A teenager is about to change the way we collect sunlight.

Long Island resident Aidan Dwyer is just 13 years old and is already a patented inventor of solar panel arrangements.

On a winter hiking trip, the teen noticed a pattern in the tangled mess of branches above him. Aidan took photos of the branches that "seemed to have a spiral pattern that reached up to the sky." His curiosity quickly led him to investigate "whether there is a secret formula in tree design and whether the purpose of the spiral pattern is to collect sunlight better."

Aidan applied the Fibonacci sequence, a mathematical principal found in nature, to a "tree-like stand affixed with small solar panels in the Fibonacci pattern," TreeHugger reports.

See a photo of Aidan's model here.

When Aidan compared his model's ability to collect sunlight with traditional flat-panels, the one based on tree-growth patterns won, producing 20 per cent more energy than the flat panel arrays. During winter, when sunlight is at its lowest, the tree design outperformed the flat panels by 50 per cent.

"The tree design takes up less room than flat-panel arrays and works in spots that don't have a full southern view. It collects more sunlight in winter. Shade and bad weather like snow don't hurt it because the panels are not flat. It even looks nicer because it looks like a tree.
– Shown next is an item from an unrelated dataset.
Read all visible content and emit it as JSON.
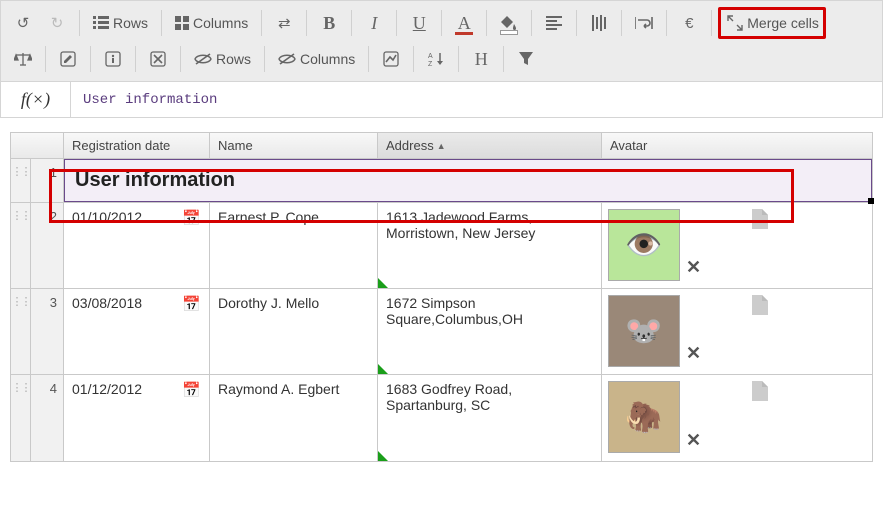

A design like this may work better in urban areas where space and direct sunlight can be hard to find," Aidan wrote on the website for the American Museum of Natural History, which named him one of its Young Naturalist Award winners for 2011.

His model garnered plenty of interest, with various "entities" seeing the commercial potential of the new technology. The United States Patent and Trademark Office awarded Aidan with a provisional patent for his innovation.

"I'm interested in science because it helps the world," Aiden told Northport's Patch community.